Holly dropped her spoon and a mixing bowl in the dishwater, which sloshed on her DOMESTIC DIVA T-shirt. Well, crapola.
Miss Alice pushed through the kitchen door, like she did countless times a day. It was as though she had a sixth sense about where Holly was at all times. Miss Alice pointed a wrinkled finger at Holly. “What happened to your shirt?”
Holly looked down at her wet right boob. “Dishwashing mishap.”
“Don’t you own an apron?” Miss Alice shook her head. She pushed the swinging door back toward the foyer, then stuck her head out. “Come on in. I found her.”
Nelda grabbed her chest. “Kingdom come. It’s her.”
In walked Angelina Jolie—or she could be. The model-perfect woman stood nearly six feet tall, had Miss Clairol dark waves, and wore shoes that probably cost ten times more than Holly’s entire domestic diva outfit. The woman’s pink lips parted in a fake TV smile as she extended her French-manicured hand. “Sylvia Martin. Inquiring Minds.”
“Welcome to Holly Grove.” Holly wiped her wet hand over her jeans and then shook Sylvia’s cool hand.
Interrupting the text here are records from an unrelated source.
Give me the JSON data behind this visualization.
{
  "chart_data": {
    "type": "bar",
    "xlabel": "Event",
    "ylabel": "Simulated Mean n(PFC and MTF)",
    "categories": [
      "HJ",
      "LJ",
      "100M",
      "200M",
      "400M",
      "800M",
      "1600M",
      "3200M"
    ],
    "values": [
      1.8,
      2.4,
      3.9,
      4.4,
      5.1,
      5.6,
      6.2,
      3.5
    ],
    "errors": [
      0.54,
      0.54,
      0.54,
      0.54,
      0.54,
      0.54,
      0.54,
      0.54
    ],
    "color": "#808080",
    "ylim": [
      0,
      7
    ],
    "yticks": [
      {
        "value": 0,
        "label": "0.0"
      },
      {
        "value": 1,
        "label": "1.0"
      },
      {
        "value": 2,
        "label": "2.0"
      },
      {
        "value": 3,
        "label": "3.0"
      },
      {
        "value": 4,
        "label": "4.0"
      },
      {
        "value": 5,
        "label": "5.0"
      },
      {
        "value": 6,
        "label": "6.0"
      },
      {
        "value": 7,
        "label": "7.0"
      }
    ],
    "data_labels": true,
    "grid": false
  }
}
Holly had to look up to make eye contact and wished she’d worn heels, not that it would make her equal to Sylvia in any way.
Sylvia didn’t attempt eye contact. Her gaze darted from the pentagram to the candles and to Nelda. Holly had gotten used to the voodoo decor Nelda had added to armor the kitchen, but it had Sylvia’s attention.
Sylvia’s high-dollar heels clicked as she walked along the edges of the pentagram and studied its form. “Great visual. My producer will love this.”
Nelda wiped her hands on her apron and crossed the pentagram to Sylvia. “I watch your show every Sunday night,” she gushed with an ear-to-ear smile, then shook Sylvia’s hand with too much gusto. “You look just like you do on TV, ’cept skinnier in person.”